Reddito di cittadinanza, ecco perché rischia di trasformarsi in un flop

La riforma dei centri per l'impiego è ancora in alto mare, mentre i Comuni aspettano da mesi la norma attuativa sui lavori di pubblica utilità. Se non vuole darla vinta ai detrattori il governo deve cambiare passo

Foto di repertorio

Il reddito di cittadinanza? Per quanto riguarda le così dette "norme anti-divano" c’è ancora tanta strada da fare. Nelle intenzioni dei 5 Stelle l’introduzione del sussidio avrebbe dovuto rappresentare un’opportunità di riscatto per tanti italiani lasciati ai margini del mercato del lavoro: non mero assistenzialismo dunque, ma anche e soprattutto una legge capace di restituire dignità attraverso la ricerca di un’occupazione.

Reddito di cittadinanza, che fine hanno fatto i lavori di pubblica utilità?

Sotto questo punto di vista però le cose non stanno andando proprio come il M5s aveva prospettato. Se l’assegno c’è già da qualche mese, il lavoro è invece ancora un’utopia. Non parliamo solo della riforma dei centri per l’impiego, che pure è in alto mare, ma anche - ad esempio - dei così detti lavori di pubblica utilità che la Lega ha voluto portare da 8 a 16 ore a settimana. Finora però tutto il fardello è stato lasciato nelle mani dei Comuni che peraltro non sanno neppure come muoversi.

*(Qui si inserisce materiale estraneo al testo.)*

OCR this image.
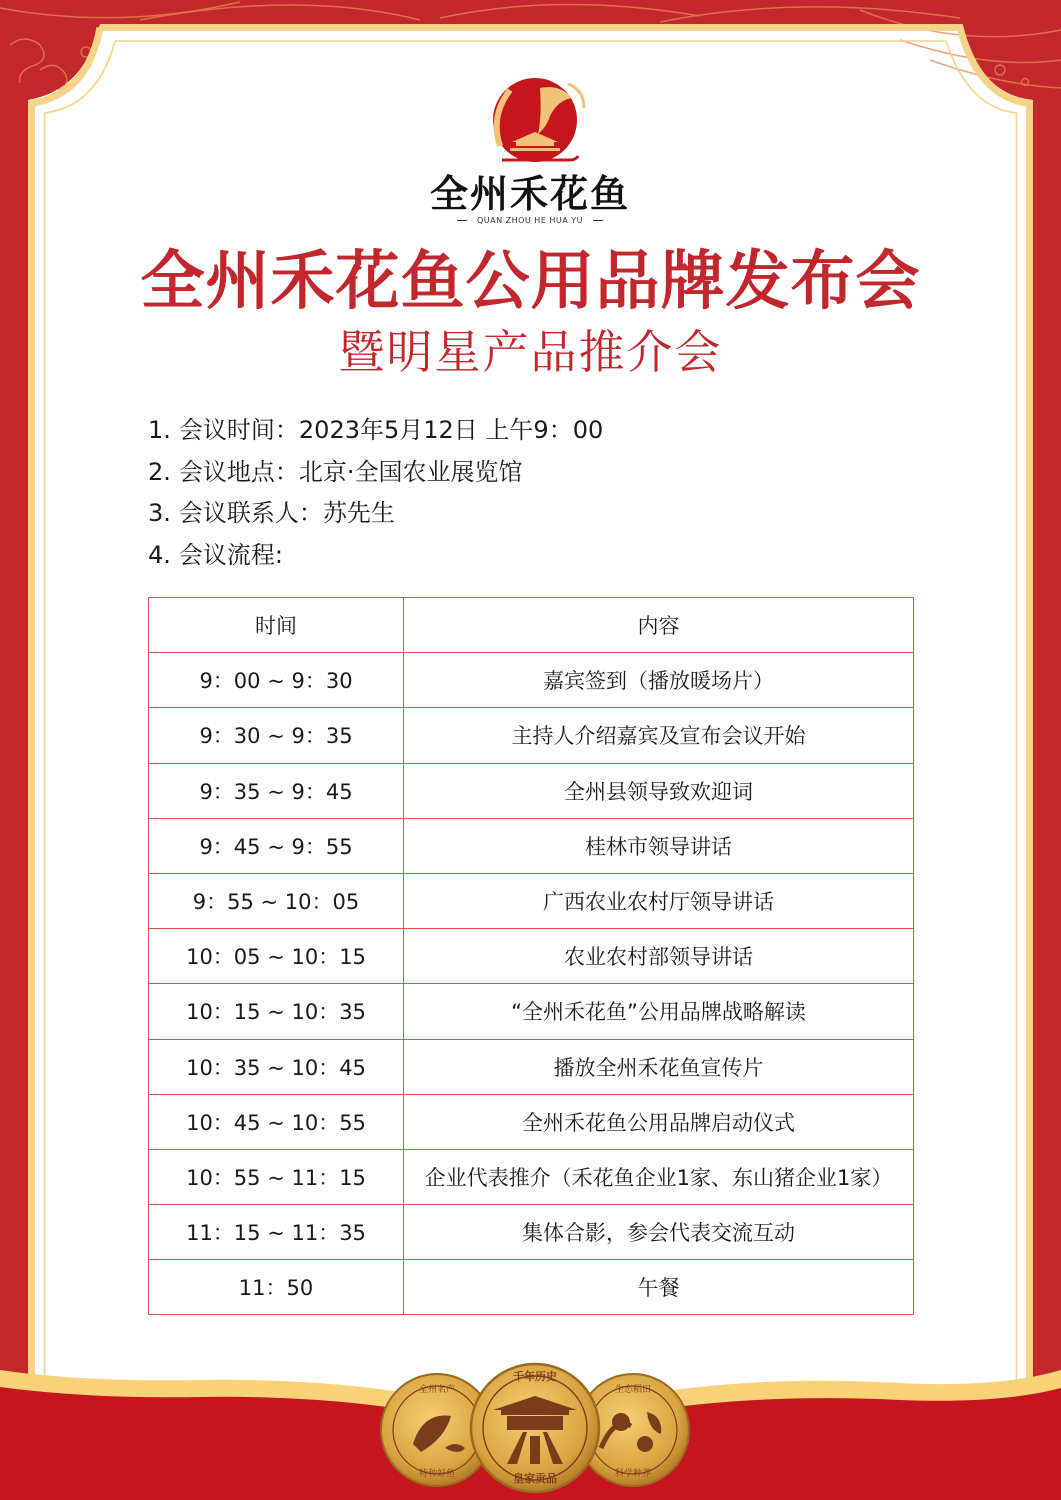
全州禾花鱼
QUAN ZHOU HE HUA YU
全州禾花鱼公用品牌发布会
暨明星产品推介会
1. 会议时间：2023年5月12日 上午9：00
2. 会议地点：北京·全国农业展览馆
3. 会议联系人：苏先生
4. 会议流程:
时间	内容
9：00 ~ 9：30	嘉宾签到（播放暖场片）
9：30 ~ 9：35	主持人介绍嘉宾及宣布会议开始
9：35 ~ 9：45	全州县领导致欢迎词
9：45 ~ 9：55	桂林市领导讲话
9：55 ~ 10：05	广西农业农村厅领导讲话
10：05 ~ 10：15	农业农村部领导讲话
10：15 ~ 10：35	“全州禾花鱼”公用品牌战略解读
10：35 ~ 10：45	播放全州禾花鱼宣传片
10：45 ~ 10：55	全州禾花鱼公用品牌启动仪式
10：55 ~ 11：15	企业代表推介（禾花鱼企业1家、东山猪企业1家）
11：15 ~ 11：35	集体合影，参会代表交流互动
11：50	午餐
全州名产
特种好鱼
生态稻田
科学种养
千年历史
皇家贡品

Il problema - spiega Lorenzo Salvia sul Corriere della Sera - è che manca ancora la norma attuativa con le linee guida da girare alle amministrazioni locali. C’è tempo fino a settembre, certo, però intanto siamo già a metà giugno e i Comuni non sanno ancora cosa fare. In qualche caso sono stati gli stessi beneficiari del reddito a metterci una pezza. È successo ad esempio a Palermo, dove qualche giorno fa dieci volontari si sono dati appuntamento in piazza Ventimiglia per bonificare l'area dai rifiuti. 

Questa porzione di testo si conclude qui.